The sense of grief and loss never her left her. Then, in the summer of 2018, when Yerramatti was 72, she heard that a woman in her 30s in her village had given birth to a baby after having IVF.

“I’d never heard of it and was desperate to find out more,” she said. “Knowing how much I’d wanted a child, she passed on the details of the clinic. I knew IVF would be tough, but I wanted to try.”

Yerramatti contacted Dr Umashankar Sanakkayala, from Ahalya Nursing Home, in in Guntur, Andhra Pradesh, Southern India. And in November 2018 they met for the first time.

She continued: “The doctor carried out some tests to check my health and when they came back positive, he agreed to help me. I wept with joy.

“My pregnancy journey had been so negative up until this point, but receiving even the slightest positivity was overwhelming.”

Yerramatti and Raja paid 65,000 Indian rupees, (£660) from their savings for their first cycle of treatment. And as Yerramatti wasn’t producing any eggs, a donor egg was used and fertilised with Raja’s sperm.

Then in January 2019 they got the news they thought would never come – Dr Umashankar Sanakkayala confirmed Yerramatti had conceived, and after three months she found out she was having twins.

Rama Tulasi and Uma Tulasi were born by c-section on September 5, 2019, at Ahalya Nursing Home, and weighed just under 2kg each.

Yerramatti said: “Holding them for the first time was beautiful. We were kept in hospital for a couple of weeks so doctors could make sure the three of us were healthy, but thankfully we were then allowed home.

“At first it was hard. The doctor told me not to breastfeed, as it would put pressure on my body, so I used milk banks. The sleepless nights were relentless, but I found meditation helped.”

Dr Umashankar Sanakkayala, 46, from Ahalya Nursing Home, has made it his life’s work to provide those in need with access to IVF.

He said: “When I first opened my clinic I wanted to make IVF affordable for everyone, not just the rich. I wanted to help everyone have a family because in India, family is everything. And if people can’t afford it then we arrange financial help.”

However, he initially had no idea how old Yerramatti before he treated her.

“I actually thought Yerramatti was in her 50s because many of the older generation in India don’t have birth certificates,” Dr Umashankar Sanakkayala explained.

“I only found out she was 73 when she was eight months pregnant and I was totally shocked.

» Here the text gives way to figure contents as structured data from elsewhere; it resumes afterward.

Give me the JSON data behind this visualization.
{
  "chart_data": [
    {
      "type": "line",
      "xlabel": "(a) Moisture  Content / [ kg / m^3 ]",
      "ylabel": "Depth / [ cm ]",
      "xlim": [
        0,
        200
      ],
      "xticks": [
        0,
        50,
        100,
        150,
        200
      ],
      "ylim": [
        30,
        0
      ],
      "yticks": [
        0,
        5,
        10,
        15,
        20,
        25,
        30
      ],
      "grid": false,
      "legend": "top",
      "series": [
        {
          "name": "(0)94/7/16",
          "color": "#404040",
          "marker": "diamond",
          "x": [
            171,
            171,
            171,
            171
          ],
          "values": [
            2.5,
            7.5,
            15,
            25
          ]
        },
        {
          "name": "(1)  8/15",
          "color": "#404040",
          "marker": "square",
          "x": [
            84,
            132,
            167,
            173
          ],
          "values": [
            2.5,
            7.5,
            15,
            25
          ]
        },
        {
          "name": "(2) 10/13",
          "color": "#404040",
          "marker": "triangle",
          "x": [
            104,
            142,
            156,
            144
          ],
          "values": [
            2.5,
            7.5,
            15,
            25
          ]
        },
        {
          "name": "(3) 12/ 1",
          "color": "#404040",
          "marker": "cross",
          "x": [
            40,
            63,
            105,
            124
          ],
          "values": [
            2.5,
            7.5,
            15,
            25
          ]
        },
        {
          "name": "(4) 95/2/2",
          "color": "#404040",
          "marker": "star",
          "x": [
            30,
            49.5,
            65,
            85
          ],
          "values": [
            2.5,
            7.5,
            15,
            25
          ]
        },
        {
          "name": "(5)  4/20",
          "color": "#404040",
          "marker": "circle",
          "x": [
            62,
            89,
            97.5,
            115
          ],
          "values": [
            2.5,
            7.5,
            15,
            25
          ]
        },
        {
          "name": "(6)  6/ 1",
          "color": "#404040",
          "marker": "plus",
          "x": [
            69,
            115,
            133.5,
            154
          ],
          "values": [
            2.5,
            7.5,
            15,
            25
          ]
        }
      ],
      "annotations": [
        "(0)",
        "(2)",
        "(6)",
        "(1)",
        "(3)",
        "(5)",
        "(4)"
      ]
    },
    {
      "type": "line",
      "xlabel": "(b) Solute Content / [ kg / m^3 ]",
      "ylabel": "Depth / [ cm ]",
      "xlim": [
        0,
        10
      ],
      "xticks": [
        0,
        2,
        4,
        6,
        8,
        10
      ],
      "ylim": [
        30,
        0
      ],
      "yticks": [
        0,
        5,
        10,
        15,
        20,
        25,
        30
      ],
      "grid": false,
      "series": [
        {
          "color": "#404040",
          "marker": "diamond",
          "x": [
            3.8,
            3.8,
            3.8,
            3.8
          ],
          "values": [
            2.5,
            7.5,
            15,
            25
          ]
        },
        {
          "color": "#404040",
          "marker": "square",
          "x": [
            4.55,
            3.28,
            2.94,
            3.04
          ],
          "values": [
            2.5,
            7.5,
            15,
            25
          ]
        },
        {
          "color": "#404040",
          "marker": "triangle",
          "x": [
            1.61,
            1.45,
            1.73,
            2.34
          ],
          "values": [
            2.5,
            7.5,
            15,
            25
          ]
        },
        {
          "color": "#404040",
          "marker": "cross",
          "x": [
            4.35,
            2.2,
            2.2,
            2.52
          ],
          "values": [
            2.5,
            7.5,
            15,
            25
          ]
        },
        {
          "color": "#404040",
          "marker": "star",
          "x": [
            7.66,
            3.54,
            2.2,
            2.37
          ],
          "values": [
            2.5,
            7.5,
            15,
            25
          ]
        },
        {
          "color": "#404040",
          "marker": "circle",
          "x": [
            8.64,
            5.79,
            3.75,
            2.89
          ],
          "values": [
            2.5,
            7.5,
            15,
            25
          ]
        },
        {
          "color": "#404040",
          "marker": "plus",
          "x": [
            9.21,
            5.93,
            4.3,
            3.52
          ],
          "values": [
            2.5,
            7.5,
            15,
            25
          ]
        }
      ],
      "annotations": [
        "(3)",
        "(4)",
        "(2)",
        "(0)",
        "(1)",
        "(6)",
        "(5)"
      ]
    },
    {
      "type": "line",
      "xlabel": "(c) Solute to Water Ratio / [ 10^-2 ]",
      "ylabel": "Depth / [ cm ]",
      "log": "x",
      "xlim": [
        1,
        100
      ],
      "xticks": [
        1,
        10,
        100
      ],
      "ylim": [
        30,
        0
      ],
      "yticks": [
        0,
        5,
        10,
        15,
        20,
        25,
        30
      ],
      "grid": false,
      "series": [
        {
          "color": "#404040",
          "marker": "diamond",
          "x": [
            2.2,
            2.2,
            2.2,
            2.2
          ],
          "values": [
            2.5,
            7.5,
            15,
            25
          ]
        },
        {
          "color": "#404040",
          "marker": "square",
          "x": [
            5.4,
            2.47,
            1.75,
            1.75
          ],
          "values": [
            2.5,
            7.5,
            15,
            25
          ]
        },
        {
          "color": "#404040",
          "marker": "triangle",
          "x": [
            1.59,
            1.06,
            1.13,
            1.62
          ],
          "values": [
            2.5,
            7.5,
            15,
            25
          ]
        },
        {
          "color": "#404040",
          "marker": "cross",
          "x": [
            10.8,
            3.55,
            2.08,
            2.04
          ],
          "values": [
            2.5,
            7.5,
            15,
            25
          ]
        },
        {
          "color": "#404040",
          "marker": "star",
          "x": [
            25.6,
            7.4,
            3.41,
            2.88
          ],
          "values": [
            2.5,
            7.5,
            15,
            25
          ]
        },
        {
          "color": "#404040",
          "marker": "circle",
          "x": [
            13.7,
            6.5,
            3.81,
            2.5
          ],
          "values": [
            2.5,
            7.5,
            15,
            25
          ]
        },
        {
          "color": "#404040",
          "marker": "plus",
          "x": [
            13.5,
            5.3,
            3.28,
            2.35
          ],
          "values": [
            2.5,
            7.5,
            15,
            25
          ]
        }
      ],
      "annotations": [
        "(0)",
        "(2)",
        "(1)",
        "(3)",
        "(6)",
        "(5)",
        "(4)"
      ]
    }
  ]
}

But she was very healthy.

“I only help women who pass their medical tests and she did. Thankfully she had a straight forward pregnancy and the birth was a magical moment. It was a very special day for us here when the twins were born.”

Sadly, Raja’s much yearned-for taste of fatherhood was to be short-lived, and he died last October aged 84.

Now forced to thinkabout her own death, Yerramatti has appointed a family member to take over the care of the girls when her time comes.

But for now, her overwhelming love for the children she thought she would never has is helping her get through her grief.

She said: “It’s tough without him, but my family and friends are close by, and I have savings to help me.

“I’m determined to be here to see my girls grow up, but I’ve chosen a family friend to raise them if anything happens to me.

“I’m just so thrilled I got to be a mum after all the years I spent heartbroken without children.”